The evidence in paragraphs 50 and 51 of driving to various locations with the accused giving directions is admissible. Paragraphs 52 to 54 contain conversation about thinking that he may have grabbed the girl around the neck. In paragraphs 52 and 55 there is reference to the accused being confused. This is an example of the numerous expressions of the witness' opinion or assessment of the accused's mood at various times. That kind of evidence generally cannot be led, at least in that form, by the prosecution. Evidence can of course be given of factual matters from which the jury might be asked to draw such an inference if it is relevant. However, the defence should not be precluded from exploring matters which have a bearing on credibility and weight of evidence. Whether the Crown attempts to lead the evidence or it is left to the defence to make judgments as to what is important and what is not in connection with his physical and emotional state is a matter for counsel.
Paragraphs 56 and 57 recount a conversation concerning going to the place where the accused said he let the girl off.

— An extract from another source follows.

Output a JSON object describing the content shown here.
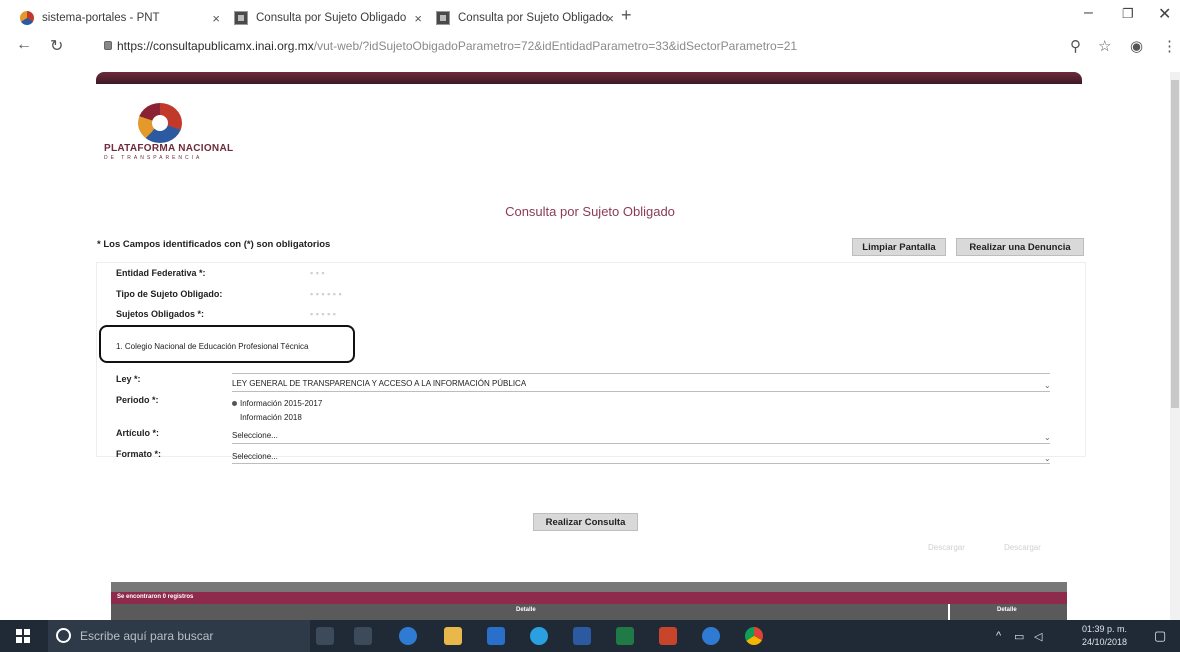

In paragraph 57 the accused said "I can still see the girl getting out of the car" and Mr Johnson replied "But the coppers said that didn't happen". There was no responsive answer to this in the statement and this is confirmed at page 132 of the depositions. In my opinion the last mentioned comment is inadmissible as part of the prosecution evidence since there was no response and no inference can be drawn from the silence in the particular circumstances. The rest of those two paragraphs is admissible. Paragraphs 57 to 60 relate to the conversation about having sex to which reference has already been made. With the exception of the assumption in the last sentence of paragraph 59 the evidence is admissible. Paragraph 61 appears to be irrelevant unless the defence believes it serves some purpose.

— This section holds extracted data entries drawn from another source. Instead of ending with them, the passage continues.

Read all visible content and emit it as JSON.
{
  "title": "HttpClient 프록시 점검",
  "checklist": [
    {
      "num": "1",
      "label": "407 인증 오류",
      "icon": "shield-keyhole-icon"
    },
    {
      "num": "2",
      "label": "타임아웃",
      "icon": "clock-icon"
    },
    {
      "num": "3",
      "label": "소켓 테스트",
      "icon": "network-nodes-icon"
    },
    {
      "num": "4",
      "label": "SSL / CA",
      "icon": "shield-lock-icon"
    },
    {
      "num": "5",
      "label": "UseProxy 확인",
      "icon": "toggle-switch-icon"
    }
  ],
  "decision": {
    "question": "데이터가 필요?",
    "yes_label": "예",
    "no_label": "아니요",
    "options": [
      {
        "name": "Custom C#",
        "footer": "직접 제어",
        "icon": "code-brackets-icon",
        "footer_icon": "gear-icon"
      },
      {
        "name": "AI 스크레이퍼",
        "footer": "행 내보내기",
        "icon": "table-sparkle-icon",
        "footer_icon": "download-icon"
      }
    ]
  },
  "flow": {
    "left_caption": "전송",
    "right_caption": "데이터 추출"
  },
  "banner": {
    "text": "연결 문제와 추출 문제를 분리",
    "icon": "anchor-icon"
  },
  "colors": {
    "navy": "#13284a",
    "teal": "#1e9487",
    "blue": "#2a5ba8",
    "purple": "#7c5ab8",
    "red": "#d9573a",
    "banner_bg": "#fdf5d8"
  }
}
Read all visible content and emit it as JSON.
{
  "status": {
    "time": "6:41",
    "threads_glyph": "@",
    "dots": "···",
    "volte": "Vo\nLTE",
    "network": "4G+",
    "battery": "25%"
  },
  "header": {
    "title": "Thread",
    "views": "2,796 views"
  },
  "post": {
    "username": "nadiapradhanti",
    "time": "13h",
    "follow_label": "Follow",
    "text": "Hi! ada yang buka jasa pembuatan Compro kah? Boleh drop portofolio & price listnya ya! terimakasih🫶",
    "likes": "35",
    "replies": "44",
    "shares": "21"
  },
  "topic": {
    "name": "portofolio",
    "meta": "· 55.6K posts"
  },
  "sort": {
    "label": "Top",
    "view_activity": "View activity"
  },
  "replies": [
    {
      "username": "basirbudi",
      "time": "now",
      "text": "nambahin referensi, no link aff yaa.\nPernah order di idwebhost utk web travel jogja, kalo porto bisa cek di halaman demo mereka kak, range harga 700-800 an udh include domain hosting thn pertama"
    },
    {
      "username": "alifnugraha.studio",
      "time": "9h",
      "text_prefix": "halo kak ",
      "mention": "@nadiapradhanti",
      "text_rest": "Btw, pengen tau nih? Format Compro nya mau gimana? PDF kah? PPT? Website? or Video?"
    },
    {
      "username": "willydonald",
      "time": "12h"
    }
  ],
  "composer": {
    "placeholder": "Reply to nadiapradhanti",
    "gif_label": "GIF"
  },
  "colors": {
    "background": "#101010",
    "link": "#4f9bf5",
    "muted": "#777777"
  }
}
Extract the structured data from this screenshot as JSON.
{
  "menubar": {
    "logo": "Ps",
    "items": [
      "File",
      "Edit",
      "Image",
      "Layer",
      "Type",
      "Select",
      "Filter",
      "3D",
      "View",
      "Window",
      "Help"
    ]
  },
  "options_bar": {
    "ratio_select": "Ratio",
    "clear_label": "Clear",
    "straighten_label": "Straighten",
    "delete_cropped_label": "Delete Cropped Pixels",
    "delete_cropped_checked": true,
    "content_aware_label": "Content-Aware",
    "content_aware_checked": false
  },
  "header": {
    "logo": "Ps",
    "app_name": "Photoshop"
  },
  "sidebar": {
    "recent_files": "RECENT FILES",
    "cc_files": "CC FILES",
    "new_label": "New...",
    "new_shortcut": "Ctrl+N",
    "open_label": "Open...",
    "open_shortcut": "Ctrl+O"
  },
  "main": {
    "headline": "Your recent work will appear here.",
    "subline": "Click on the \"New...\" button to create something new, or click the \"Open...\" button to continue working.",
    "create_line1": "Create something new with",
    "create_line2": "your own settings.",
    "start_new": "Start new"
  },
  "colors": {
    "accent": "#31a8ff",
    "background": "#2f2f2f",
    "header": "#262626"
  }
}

To the extent that the parties may wish to lead evidence of going back to Piabun as part of the narrative of events paragraph 62 is unobjectionable. Whether evidence of his condition is led and by whom is a matter for counsel. The explanation of Mr Johnson's motivation for not questioning the accused further at that time is irrelevant and therefore paragraph 63 should not be led unless the defence wishes it to be led.

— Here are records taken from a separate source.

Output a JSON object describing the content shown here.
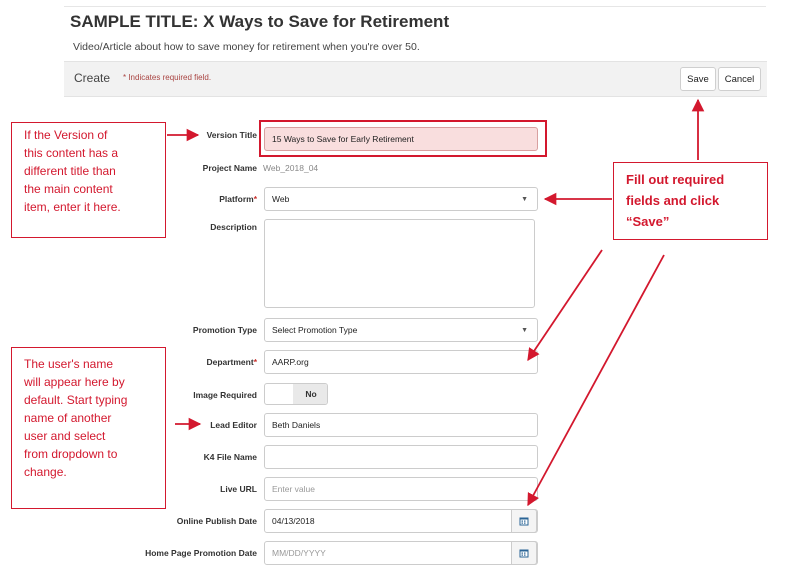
{
  "page": {
    "title": "SAMPLE TITLE: X Ways to Save for Retirement",
    "subtitle": "Video/Article about how to save money for retirement when you're over 50."
  },
  "toolbar": {
    "create_label": "Create",
    "required_note": "* Indicates required field.",
    "save_label": "Save",
    "cancel_label": "Cancel"
  },
  "form": {
    "version_title": {
      "label": "Version Title",
      "value": "15 Ways to Save for Early Retirement"
    },
    "project_name": {
      "label": "Project Name",
      "value": "Web_2018_04"
    },
    "platform": {
      "label": "Platform",
      "required_mark": "*",
      "value": "Web"
    },
    "description": {
      "label": "Description",
      "value": ""
    },
    "promotion_type": {
      "label": "Promotion Type",
      "value": "Select Promotion Type"
    },
    "department": {
      "label": "Department",
      "required_mark": "*",
      "value": "AARP.org"
    },
    "image_required": {
      "label": "Image Required",
      "toggle_label": "No"
    },
    "lead_editor": {
      "label": "Lead Editor",
      "value": "Beth Daniels"
    },
    "k4_file_name": {
      "label": "K4 File Name",
      "value": ""
    },
    "live_url": {
      "label": "Live URL",
      "placeholder": "Enter value"
    },
    "online_publish_date": {
      "label": "Online Publish Date",
      "value": "04/13/2018"
    },
    "home_page_promotion_date": {
      "label": "Home Page Promotion Date",
      "placeholder": "MM/DD/YYYY"
    }
  },
  "annotations": {
    "version_note": [
      "If the Version of",
      "this content has a",
      "different title than",
      "the main content",
      "item, enter it here."
    ],
    "save_note": [
      "Fill out required",
      "fields and click",
      "“Save”"
    ],
    "editor_note": [
      "The user's name",
      "will appear here by",
      "default. Start typing",
      "name of another",
      "user and select",
      "from dropdown to",
      "change."
    ]
  },
  "colors": {
    "annotation_red": "#d3182e",
    "required_red": "#c9302c",
    "highlight_fill": "#f9dede"
  },
  "icons": {
    "select_caret": "caret-down-icon",
    "calendar": "calendar-icon"
  }
}
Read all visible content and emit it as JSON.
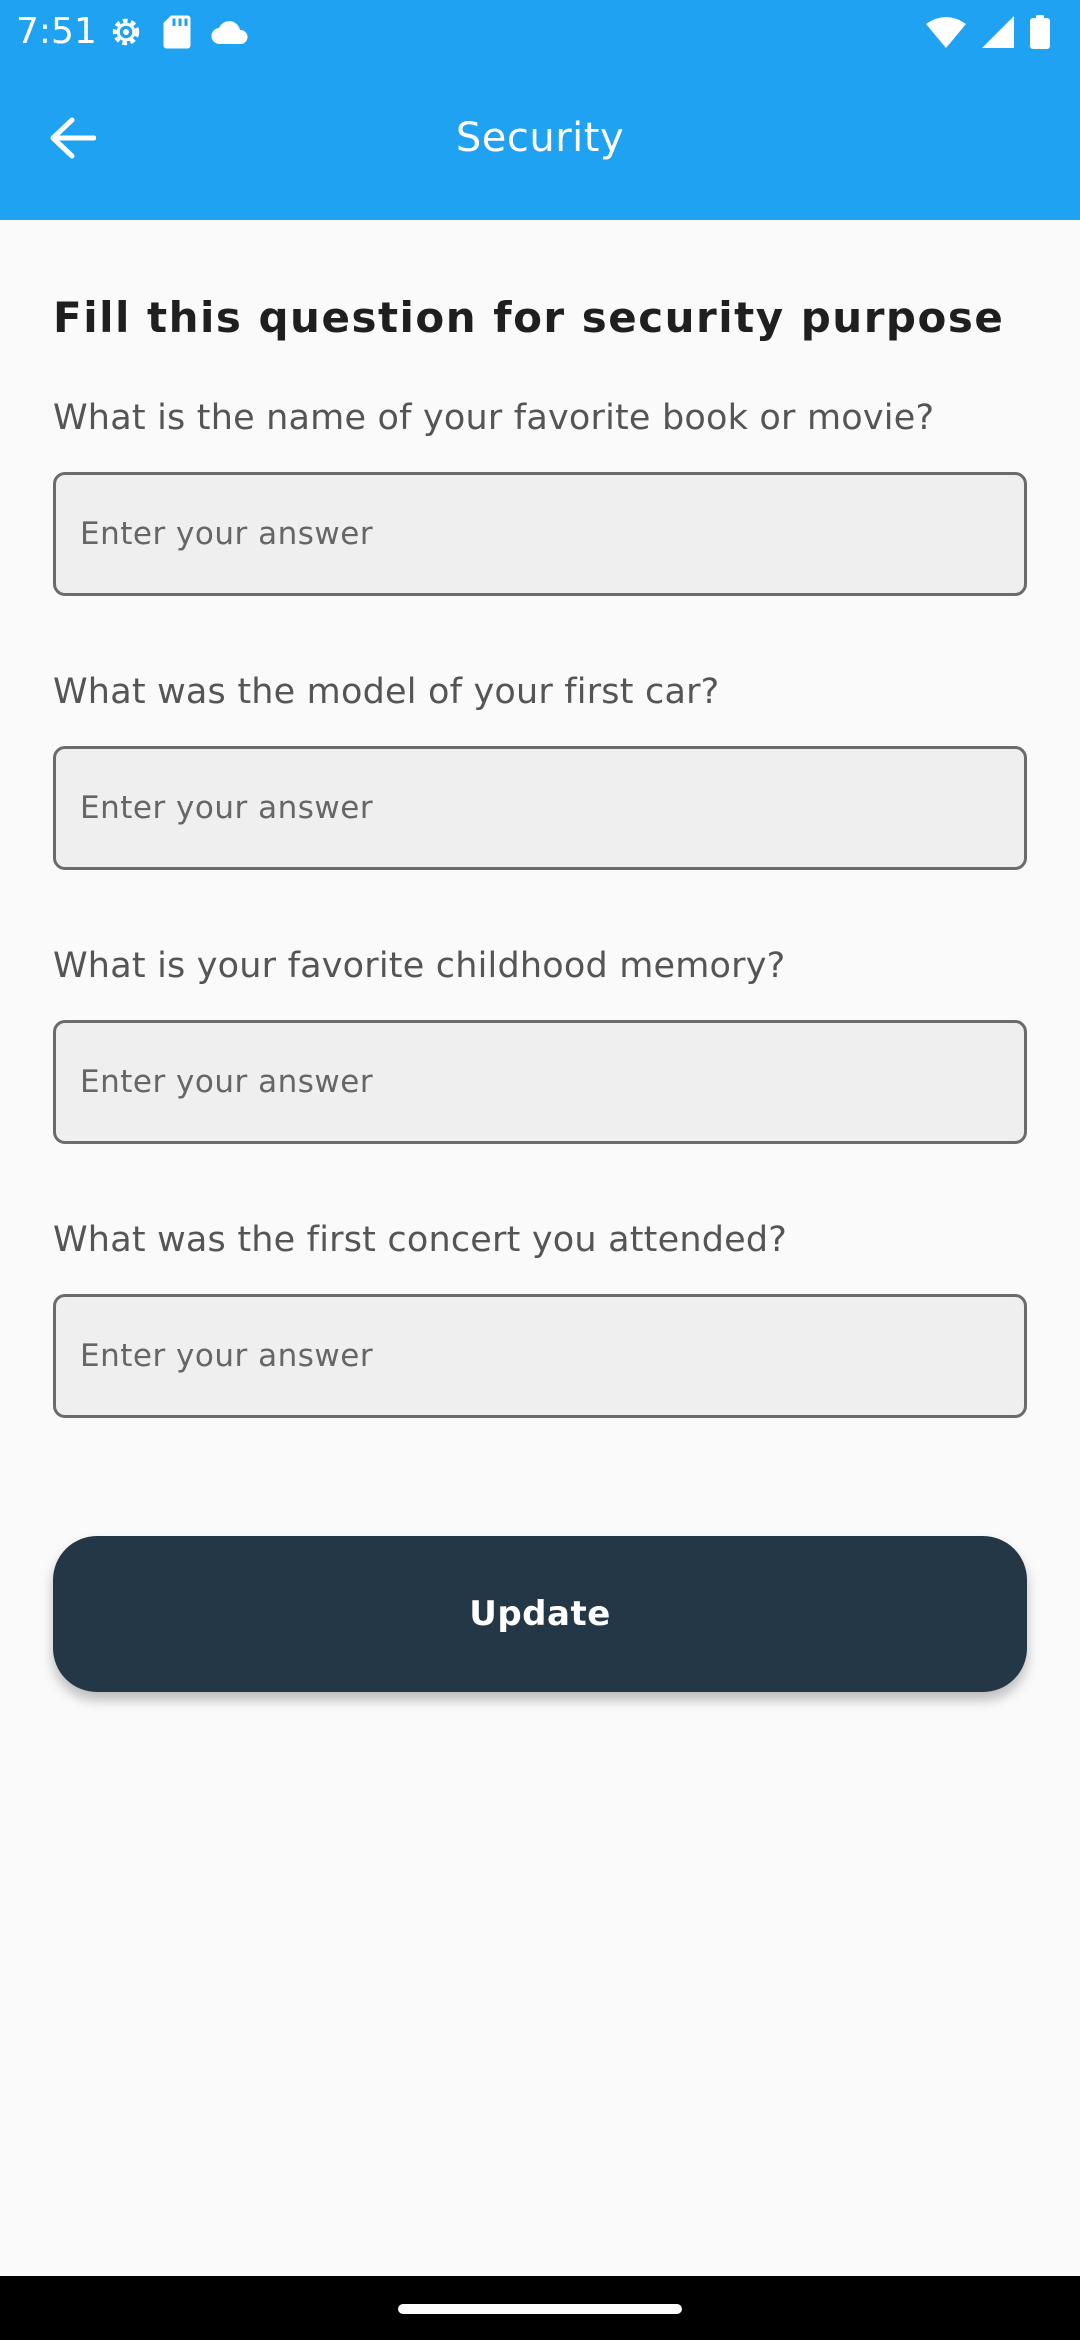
{
  "status_bar": {
    "time": "7:51",
    "icons_left": [
      "settings-gear-icon",
      "sd-card-icon",
      "cloud-icon"
    ],
    "icons_right": [
      "wifi-icon",
      "cellular-signal-icon",
      "battery-icon"
    ]
  },
  "app_bar": {
    "title": "Security",
    "back_icon": "arrow-left-icon",
    "color": "#1fa2f1"
  },
  "form": {
    "heading": "Fill this question for security purpose",
    "questions": [
      {
        "label": "What is the name of your favorite book or movie?",
        "value": "",
        "placeholder": "Enter your answer"
      },
      {
        "label": "What was the model of your first car?",
        "value": "",
        "placeholder": "Enter your answer"
      },
      {
        "label": "What is your favorite childhood memory?",
        "value": "",
        "placeholder": "Enter your answer"
      },
      {
        "label": "What was the first concert you attended?",
        "value": "",
        "placeholder": "Enter your answer"
      }
    ],
    "submit_label": "Update",
    "submit_color": "#243746"
  }
}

Paragraphs 64 and 65 are narrative. Paragraphs 66 and 67 are in my view irrelevant unless the defence wishes to have the evidence admitted. With regard to paragraphs 68 to 70 in my view the prejudicial effect outweighs the probative value. The evidence should not be admitted at the instance of the prosecution.
Paragraphs 71 to 74 are admissible as a narrative of where the accused and Mr Johnson went subject to the same caveat concerning opinions as previously referred to. Subject to the same caveat, paragraphs 75 to 78 are in my view admissible. Paragraph 79 should not be admitted except for the last sentence if it is wished to complete the narrative. Paragraphs 80 to 82 are of questionable relevance although not obviously inadmissible. Whether any of the content of paragraphs 83 to 86 is admitted is a matter for counsel.
The rulings given with regard to Mr Johnson's evidence are not intended to preclude other parts of his evidence being led by agreement between the parties. The ruling simply represents a view as to what, in terms of strict admissibility or consideration of discretionary grounds, is able to be led without infringing principle.
Pursuant to s592A of the Criminal Code, I make the rulings set out in the preceding paragraphs of thee reasons.